Into the awkward silence, Grace asked, “Why are you just standing out here in the heat like an idiot?” Breezily, as if nothign had happened at all. “We should go inside. It’s time for lunch, and you can meet some of the admin.”

(150-151)

THE SOLUTION

To keep this as tight an analysis as possible, I decided to limit my talk to the three big takeaways that these two exchanges seem to be dishing out. 1. Be Efficient: A lot of the lean feeling of this exchange comes from it actually being lean. The spoken sentences are quite short, almost to the point of feeling stilted, and reading it out loud does not produce an exchange that sounds in anyway human. They’re worse than Spock. This may not work in all dialogue (I’d have to go looking for more–and maybe I will) but when two characters are speaking in this sort of conflict-heavy manner, it seems to really work. 

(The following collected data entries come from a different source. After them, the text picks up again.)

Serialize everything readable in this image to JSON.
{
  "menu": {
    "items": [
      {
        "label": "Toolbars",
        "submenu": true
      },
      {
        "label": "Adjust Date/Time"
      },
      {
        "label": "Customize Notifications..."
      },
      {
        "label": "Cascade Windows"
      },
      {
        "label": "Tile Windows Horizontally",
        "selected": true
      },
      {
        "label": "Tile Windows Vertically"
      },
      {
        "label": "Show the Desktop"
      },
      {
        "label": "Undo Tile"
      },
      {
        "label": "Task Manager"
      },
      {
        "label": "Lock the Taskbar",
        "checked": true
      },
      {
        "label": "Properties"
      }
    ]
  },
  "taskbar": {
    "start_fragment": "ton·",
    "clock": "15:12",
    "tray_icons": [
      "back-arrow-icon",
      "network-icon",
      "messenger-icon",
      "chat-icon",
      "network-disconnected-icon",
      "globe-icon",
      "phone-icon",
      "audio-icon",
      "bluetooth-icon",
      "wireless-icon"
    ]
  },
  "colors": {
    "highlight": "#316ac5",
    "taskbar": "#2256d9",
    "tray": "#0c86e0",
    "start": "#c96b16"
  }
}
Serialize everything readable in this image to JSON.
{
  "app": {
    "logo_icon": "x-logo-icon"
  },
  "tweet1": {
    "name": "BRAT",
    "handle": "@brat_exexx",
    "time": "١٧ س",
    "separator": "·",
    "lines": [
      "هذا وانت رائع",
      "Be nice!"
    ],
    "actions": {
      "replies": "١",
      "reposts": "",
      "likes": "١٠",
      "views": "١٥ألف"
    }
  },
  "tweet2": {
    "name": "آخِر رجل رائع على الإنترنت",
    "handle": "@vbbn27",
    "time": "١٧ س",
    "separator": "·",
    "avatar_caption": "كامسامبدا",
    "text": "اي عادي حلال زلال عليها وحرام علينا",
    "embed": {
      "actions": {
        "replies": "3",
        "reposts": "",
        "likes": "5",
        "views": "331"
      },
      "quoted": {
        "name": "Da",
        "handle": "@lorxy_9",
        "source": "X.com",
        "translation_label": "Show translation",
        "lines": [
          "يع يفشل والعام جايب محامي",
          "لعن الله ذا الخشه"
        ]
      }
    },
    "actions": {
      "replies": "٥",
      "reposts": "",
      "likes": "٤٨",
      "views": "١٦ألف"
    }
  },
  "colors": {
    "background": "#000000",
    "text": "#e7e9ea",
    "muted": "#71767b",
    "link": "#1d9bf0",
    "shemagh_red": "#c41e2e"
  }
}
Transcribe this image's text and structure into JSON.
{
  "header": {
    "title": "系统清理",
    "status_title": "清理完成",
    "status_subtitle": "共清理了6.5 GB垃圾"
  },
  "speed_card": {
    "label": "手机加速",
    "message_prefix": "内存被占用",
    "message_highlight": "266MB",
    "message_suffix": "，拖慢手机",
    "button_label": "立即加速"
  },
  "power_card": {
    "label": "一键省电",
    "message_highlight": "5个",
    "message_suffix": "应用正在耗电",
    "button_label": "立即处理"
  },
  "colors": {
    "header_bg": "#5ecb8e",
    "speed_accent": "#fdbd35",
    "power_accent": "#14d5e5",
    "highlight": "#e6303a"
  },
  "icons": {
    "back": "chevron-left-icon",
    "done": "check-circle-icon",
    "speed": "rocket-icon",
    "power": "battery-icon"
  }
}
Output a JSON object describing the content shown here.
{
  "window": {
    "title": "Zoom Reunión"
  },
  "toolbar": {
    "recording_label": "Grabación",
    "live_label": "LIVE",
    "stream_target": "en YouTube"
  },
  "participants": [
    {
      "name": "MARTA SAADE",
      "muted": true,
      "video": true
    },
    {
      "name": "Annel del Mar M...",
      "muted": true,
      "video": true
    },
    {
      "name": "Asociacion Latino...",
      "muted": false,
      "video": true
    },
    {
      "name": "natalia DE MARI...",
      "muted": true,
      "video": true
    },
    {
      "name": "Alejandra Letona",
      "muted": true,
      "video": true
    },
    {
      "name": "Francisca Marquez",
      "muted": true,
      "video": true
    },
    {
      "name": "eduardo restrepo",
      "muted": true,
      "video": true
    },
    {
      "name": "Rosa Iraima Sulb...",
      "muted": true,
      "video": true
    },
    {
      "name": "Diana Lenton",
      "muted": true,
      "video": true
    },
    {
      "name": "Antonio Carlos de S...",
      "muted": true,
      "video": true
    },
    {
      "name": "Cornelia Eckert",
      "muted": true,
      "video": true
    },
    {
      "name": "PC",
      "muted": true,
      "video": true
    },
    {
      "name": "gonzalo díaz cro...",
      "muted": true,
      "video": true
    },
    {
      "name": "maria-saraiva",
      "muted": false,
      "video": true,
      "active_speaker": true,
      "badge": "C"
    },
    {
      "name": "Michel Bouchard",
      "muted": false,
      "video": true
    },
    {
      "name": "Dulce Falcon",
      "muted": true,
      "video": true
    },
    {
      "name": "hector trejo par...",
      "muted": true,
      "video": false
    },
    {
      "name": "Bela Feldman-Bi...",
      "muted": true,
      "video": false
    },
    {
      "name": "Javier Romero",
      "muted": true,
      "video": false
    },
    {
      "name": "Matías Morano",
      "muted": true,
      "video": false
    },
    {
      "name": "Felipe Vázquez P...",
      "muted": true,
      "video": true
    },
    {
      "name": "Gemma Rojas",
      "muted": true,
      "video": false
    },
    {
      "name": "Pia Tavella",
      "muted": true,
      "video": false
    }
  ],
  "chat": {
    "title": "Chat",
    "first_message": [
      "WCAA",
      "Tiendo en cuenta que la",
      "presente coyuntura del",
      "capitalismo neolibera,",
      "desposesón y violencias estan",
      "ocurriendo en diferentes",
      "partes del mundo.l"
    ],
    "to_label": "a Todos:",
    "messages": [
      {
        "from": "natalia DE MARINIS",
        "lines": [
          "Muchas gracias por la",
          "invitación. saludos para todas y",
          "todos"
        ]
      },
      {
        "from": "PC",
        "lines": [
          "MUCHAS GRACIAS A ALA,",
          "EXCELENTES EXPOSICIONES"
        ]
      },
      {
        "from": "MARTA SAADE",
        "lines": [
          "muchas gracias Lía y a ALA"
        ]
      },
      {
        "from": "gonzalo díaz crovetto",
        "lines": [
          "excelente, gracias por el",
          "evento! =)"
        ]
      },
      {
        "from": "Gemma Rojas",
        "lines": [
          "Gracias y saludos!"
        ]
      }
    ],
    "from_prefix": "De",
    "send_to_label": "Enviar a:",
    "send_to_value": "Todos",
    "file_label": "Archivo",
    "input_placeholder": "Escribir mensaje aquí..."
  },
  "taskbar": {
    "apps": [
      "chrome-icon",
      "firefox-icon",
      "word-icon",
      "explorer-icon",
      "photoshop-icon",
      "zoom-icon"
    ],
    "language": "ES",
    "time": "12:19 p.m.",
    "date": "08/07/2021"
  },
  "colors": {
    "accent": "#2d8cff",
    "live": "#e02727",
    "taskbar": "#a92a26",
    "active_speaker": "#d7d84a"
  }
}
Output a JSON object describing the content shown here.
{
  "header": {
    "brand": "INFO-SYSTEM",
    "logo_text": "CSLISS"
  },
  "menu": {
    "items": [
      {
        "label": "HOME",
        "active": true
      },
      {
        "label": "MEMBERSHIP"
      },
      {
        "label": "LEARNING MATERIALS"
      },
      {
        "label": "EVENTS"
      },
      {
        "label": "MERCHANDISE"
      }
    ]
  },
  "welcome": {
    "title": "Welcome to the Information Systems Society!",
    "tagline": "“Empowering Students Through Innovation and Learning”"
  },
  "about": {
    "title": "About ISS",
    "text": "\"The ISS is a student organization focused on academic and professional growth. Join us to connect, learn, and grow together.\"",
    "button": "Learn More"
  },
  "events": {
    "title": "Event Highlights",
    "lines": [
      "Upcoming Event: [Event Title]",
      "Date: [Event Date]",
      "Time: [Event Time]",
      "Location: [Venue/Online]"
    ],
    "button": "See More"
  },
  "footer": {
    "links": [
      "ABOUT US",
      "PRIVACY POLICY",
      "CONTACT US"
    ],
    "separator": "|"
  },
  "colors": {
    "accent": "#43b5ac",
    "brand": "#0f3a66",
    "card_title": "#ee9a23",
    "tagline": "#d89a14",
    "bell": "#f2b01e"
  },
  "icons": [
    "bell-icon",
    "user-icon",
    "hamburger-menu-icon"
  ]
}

Another way Vandermeer keeps it lean is by not letting it get too chatty. When Control isn’t sure what to say, he just says nothing, and Grace picks the conversation back up. And when Control is explaining something we already know, he summarizes it (“He explained his thought process.”). Finally, he makes sure the conversation isn’t side tracked into obvious distractions from the task at hand (“We have more expert interrogators than you” could have devolved into a pointless argument, but instead led into “Probably true.”).

As a final note on efficiency (all this can only have come from ruthless cutting, right?), all of the conversations end rather rapidly with a line of narration or a quick quote into the next scene. 

2. Move the Story Forward Maybe this is not the only way to move story forward in a dialogue (BIG REVEALS come to mind) but this conversation uses an interesting technique: limitation. When Grace declares that she’s sent the other members of the team away, this of course functions as a reveal, but that’s not how it’s affecting the plot.  What it serves to do is tell the reader where the plot will be going–in essence it says “Don’t get distracted by these other three people, they don’t matter.” At that point we realize (and we had some reason to suspect this) that the story won’t be wasting its time with the other scientists. 

Of all the typical advice about dialogue, this was perhaps the one I knew the best but found the most mysterious. Here, at least, is one practical example of how it’s used in actual work, which was fascinating to me.

3. So Much of this Dialogue is Under the Surface

In the first segment, a bunch of narration is basically invaded by two short exchanges of dialogue. Mostly, I included that first segment because of how important the context of it is for the second exchange to make any sense at all. Providing this context lets the reader know, pretty much immediately in this story, that these two are playing a verbal chess game, and that colors all of their future interactions. Largely, these characters want the same thing, but they are heavily antagonistic to each other, and we’re never sure if we can trust Grace. 

I don’t know, but I certainly would expect, that the second exchange would be quite hard to follow without this context. Even without the gentle reminders of theirs conflict between lines in the second dialogue, it would be a little hard to understand why Grace has done something that seems to be against her own interests. But because of the context, and the stuff taking place under the surface (the breakdowns of communication) we can understand that not only did Grace do this purposefully to upset Control, she did it despite the fact that it would cost her. 

FINALLY

Perhaps the ultimate take away is that I’ve been writing dialogue far too flippantly. It takes an aggressive level of forethought (or post-thought or both) to write a solid piece of dialogue. Even a brief, two line exchange without this level of interrogation may corrupt your sense of strength and pacing. And ultimately, powerful dialogue boils down to concisely displaying conflict between two characters. 

What do you think of the three tips above? Might you add any others? Do you have any scenes of dialogue you go back to for tips now and again? I’d love to hear them and take a look at them myself.